Okuma ile sorunu olan milletiz. Yazılanı okumuyor, okusa dahi anlamıyor. İçinden bir kaç kelime çekip, siyasi mana ve sonuç çıkarıyor.
Masuniyet Karinesi konusunda yazı yazdım. Belli ki ilk defa duymuş. Olabilir. Herkes ceza hukuku konusunda uzman değildir. Madde veriyorum. Türk Ceza Yasası birinci madeyi okuyun, diyorum. Okuma zahmetinde dahi bulunmuyor.
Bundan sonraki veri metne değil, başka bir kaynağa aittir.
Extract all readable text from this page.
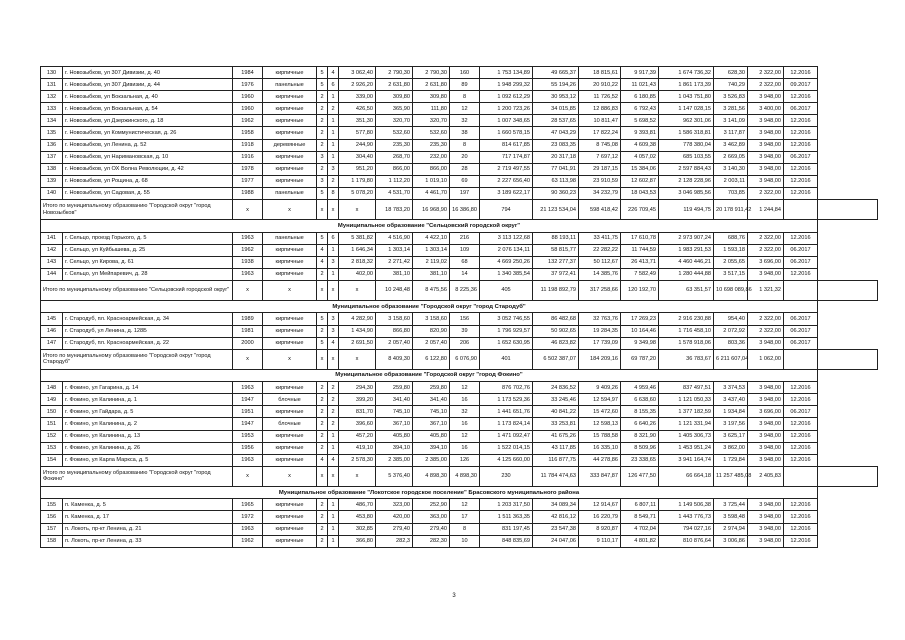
130	г. Новозыбков, ул 307 Дивизии, д. 40	1984	кирпичные	5	4	3 062,40	2 790,30	2 790,30	160	1 753 134,89	49 665,37	18 815,61	9 917,39	1 674 736,32	628,30	2 322,00	12.2016	
131	г. Новозыбков, ул 307 Дивизии, д. 44	1976	панельные	5	6	2 926,20	2 631,80	2 631,80	89	1 948 299,32	55 194,26	20 910,22	11 021,43	1 861 173,39	740,29	2 322,00	09.2017	
132	г. Новозыбков, ул Вокзальная, д. 40	1960	кирпичные	2	1	339,00	309,80	309,80	8	1 092 612,29	30 953,12	11 726,52	6 180,85	1 043 751,80	3 526,83	3 948,00	12.2016	
133	г. Новозыбков, ул Вокзальная, д. 54	1960	кирпичные	2	2	426,50	365,90	111,80	12	1 200 723,26	34 015,85	12 886,83	6 792,43	1 147 028,15	3 281,56	3 400,00	06.2017	
134	г. Новозыбков, ул Дзержинского, д. 18	1962	кирпичные	2	1	351,30	320,70	320,70	32	1 007 348,65	28 537,65	10 811,47	5 698,52	962 301,06	3 141,09	3 948,00	12.2016	
135	г. Новозыбков, ул Коммунистическая, д. 26	1958	кирпичные	2	1	577,80	532,60	532,60	38	1 660 578,15	47 043,29	17 822,24	9 393,81	1 586 318,81	3 117,87	3 948,00	12.2016	
136	г. Новозыбков, ул Ленина, д. 52	1918	деревянные	2	1	244,90	235,30	235,30	8	814 617,85	23 083,35	8 745,08	4 609,38	778 380,04	3 462,89	3 948,00	12.2016	
137	г. Новозыбков, ул Наримановская, д. 10	1916	кирпичные	3	1	304,40	268,70	232,00	20	717 174,87	20 317,18	7 697,12	4 057,02	685 103,55	2 669,05	3 948,00	06.2017	
138	г. Новозыбков, ул ОХ Волна Революции, д. 42	1978	кирпичные	2	3	951,20	866,00	866,00	28	2 719 497,55	77 041,91	29 187,15	15 384,06	2 597 884,43	3 140,30	3 948,00	12.2016	
139	г. Новозыбков, ул Рощина, д. 68	1977	кирпичные	3	2	1 179,80	1 112,20	1 019,10	69	2 227 656,40	63 113,98	23 910,59	12 602,87	2 128 228,96	2 003,11	3 948,00	12.2016	
140	г. Новозыбков, ул Садовая, д. 55	1988	панельные	5	8	5 078,20	4 531,70	4 461,70	197	3 189 622,17	90 360,23	34 232,79	18 043,53	3 046 985,56	703,85	2 322,00	12.2016	
Итого по муниципальному образованию "Городской округ "город Новозыбков"		x	x	x	x	x	18 783,20	16 968,90	16 386,80	794	21 123 534,04	598 418,42	226 709,45	119 494,75	20 178 911,42	1 244,84		
Муниципальное образование "Сельцовский городской округ"																		
141	г. Сельцо, проезд Горького, д. 5	1963	панельные	5	6	5 381,82	4 516,90	4 422,10	216	3 113 122,68	88 193,11	33 411,75	17 610,78	2 973 907,24	688,76	2 322,00	12.2016	
142	г. Сельцо, ул Куйбышева, д. 25	1962	кирпичные	4	1	1 646,34	1 303,14	1 303,14	109	2 076 134,11	58 815,77	22 282,22	11 744,59	1 983 291,53	1 593,18	2 322,00	06.2017	
143	г. Сельцо, ул Кирова, д. 61	1938	кирпичные	4	3	2 818,32	2 271,42	2 119,02	68	4 669 250,26	132 277,37	50 112,67	26 413,71	4 460 446,21	2 055,65	3 696,00	06.2017	
144	г. Сельцо, ул Мейпаревич, д. 28	1963	кирпичные	2	1	402,00	381,10	381,10	14	1 340 385,54	37 972,41	14 385,76	7 582,49	1 280 444,88	3 517,15	3 948,00	12.2016	
Итого по муниципальному образованию "Сельцовский городской округ"		x	x	x	x	x	10 248,48	8 475,56	8 225,36	405	11 198 892,79	317 258,66	120 192,70	63 351,57	10 698 089,86	1 321,32		
Муниципальное образование "Городской округ "город Стародуб"																		
145	г. Стародуб, пл. Красноармейская, д. 34	1989	кирпичные	5	3	4 282,90	3 158,60	3 158,60	156	3 052 746,55	86 482,68	32 763,76	17 269,23	2 916 230,88	954,40	2 322,00	06.2017	
146	г. Стародуб, ул Ленина, д. 128Б	1981	кирпичные	2	3	1 434,90	866,80	820,90	39	1 796 929,57	50 902,65	19 284,35	10 164,46	1 716 458,10	2 072,92	2 322,00	06.2017	
147	г. Стародуб, пл. Красноармейская, д. 22	2000	кирпичные	5	4	2 691,50	2 057,40	2 057,40	206	1 652 630,95	46 823,82	17 739,09	9 349,98	1 578 918,06	803,36	3 948,00	06.2017	
Итого по муниципальному образованию "Городской округ "город Стародуб"		x	x	x	x	x	8 409,30	6 122,80	6 076,90	401	6 502 387,07	184 209,16	69 787,20	36 783,67	6 211 607,04	1 062,00		
Муниципальное образование "Городской округ "город Фокино"																		
148	г. Фокино, ул Гагарина, д. 14	1963	кирпичные	2	2	294,30	259,80	259,80	12	876 702,76	24 836,52	9 409,26	4 959,46	837 497,51	3 374,53	3 948,00	12.2016	
149	г. Фокино, ул Калинина, д. 1	1947	блочные	2	2	399,20	341,40	341,40	16	1 173 529,36	33 245,46	12 594,97	6 638,60	1 121 050,33	3 437,40	3 948,00	12.2016	
150	г. Фокино, ул Гайдара, д. 5	1951	кирпичные	2	2	831,70	745,10	745,10	32	1 441 651,76	40 841,22	15 472,60	8 155,35	1 377 182,59	1 934,84	3 696,00	06.2017	
151	г. Фокино, ул Калинина, д. 2	1947	блочные	2	2	396,60	367,10	367,10	16	1 173 824,14	33 253,81	12 598,13	6 640,26	1 121 331,94	3 197,56	3 948,00	12.2016	
152	г. Фокино, ул Калинина, д. 13	1953	кирпичные	2	1	457,20	405,80	405,80	12	1 471 092,47	41 675,26	15 788,58	8 321,90	1 405 306,73	3 625,17	3 948,00	12.2016	
153	г. Фокино, ул Калинина, д. 26	1956	кирпичные	2	1	419,10	394,10	394,10	16	1 522 014,15	43 117,85	16 335,10	8 509,96	1 453 951,24	3 862,00	3 948,00	12.2016	
154	г. Фокино, ул Карла Маркса, д. 5	1963	кирпичные	4	4	2 578,30	2 385,00	2 385,00	126	4 125 660,00	116 877,75	44 278,86	23 338,65	3 941 164,74	1 729,84	3 948,00	12.2016	
Итого по муниципальному образованию "Городской округ "город Фокино"		x	x	x	x	x	5 376,40	4 898,30	4 898,30	230	11 784 474,63	333 847,87	126 477,50	66 664,18	11 257 485,08	2 405,83		
Муниципальное образование "Локотское городское поселение" Брасовского муниципального района																		
155	п. Каменка, д. 5	1965	кирпичные	2	1	486,70	323,00	252,90	12	1 203 317,50	34 089,34	12 914,67	6 807,11	1 149 506,38	3 725,44	3 948,00	12.2016	
156	п. Каменка, д. 17	1972	кирпичные	2	1	453,80	420,00	363,00	17	1 511 363,35	42 816,12	16 220,79	8 549,71	1 443 776,73	3 598,48	3 948,00	12.2016	
157	п. Локоть, пр-кт Ленина, д. 21	1963	кирпичные	2	1	302,85	279,40	279,40	8	831 197,45	23 547,38	8 920,87	4 702,04	794 027,16	2 974,94	3 948,00	12.2016	
158	п. Локоть, пр-кт Ленина, д. 33	1962	кирпичные	2	1	366,80	282,3	282,30	10	848 835,69	24 047,06	9 110,17	4 801,82	810 876,64	3 006,86	3 948,00	12.2016	
3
Olayı, siyasi boyuta çekmek için elinden geleni yapıyor.
Neden, siyasete bu kadar önem veriliyor?
Amerikada bulunduğum yıllarda dikkatimi çekmiş idi. Siyaset, insanların ilgi alanını oluşturmuyordu. Genellikle, askerlik yapmış savaş gazileri siyasetle ilgileniyordu. Herkes, işinde gücünde para kazanma peşindeydi. Türkiyeye geldiğimden beri, etrafıma bakıyorum herkes siyaset tartışıyor. İnsanlar birbirlerini siyasi görüşleri ile tanımlıyor.
Her olayda olduğu gibi ekonomik nedeni olmalıydı.
- Bahçemde bekçilik yapan şahıs, her iki kelimesinde AKP diyor. Partiyi övüyordu. Sonunda anladım ki, kendisi, karısı ve çocukları Parti Üyesi imiş. Parti onlara çeşitli olanaklar sağlıyormuş.
Benim gençliğimde de vardı. Dursun Atinkaya diye bir komşumuz vardı. Ecevitçi idi. Ecevit şapkası takar. Her yerde Eceviti överdi. Sonradan farkına vardım. Ecevit, Dursun Atinkayanın oğlunu Askerlik Şubesine memur yapmıştı.
Bakanlıkta beraber çalıştığımız Müfettiş abimiz vardı. Sürekli Adalet Partisini överdi. Adalet Partisinden Ordudan vekil adayı oldu. Kazanamadı. Ama, Süleyman Demirel onu Müsteşar yaptı.
Sonuç itibariyle, insanlar devletten menfaat temin etmek amacıyla siyaset yapıyor. Menfaatin, para yardımı, memur atanması, kadro kazanılması sonucu değiştirmiyor. Çıkarı olanlar partiye toz kondurmuyor.
Siyasetten ekonomik çıkar bekleyen insanın, memleket umurunda olmuyor. Ben ülkem için yazılar yazıyorum. Yazılarımı, kendi siyasi görüşü açısından okuyup farklı anlam çıkarıyor. Ya da okuduğunu anlamıyor.
Şu gerçeği herkesin bilmesi lazım. Siyaset, üst yapı kurumudur. Sonucu değiştirmez. Birilerinin ''ülke kritik dönemeçten geçiyor, biz olmaz ise felaket gelir'' söylemlerine inanmayın. Aynı söylem 1970 lerden beri seçim zamanlarında tekrarlanıp duruyor.
Ünlü Sosyolog Maurice Duverger'in dediği gibi ''Her toplum layık olduğu yönetim ile idare'' ediliyor.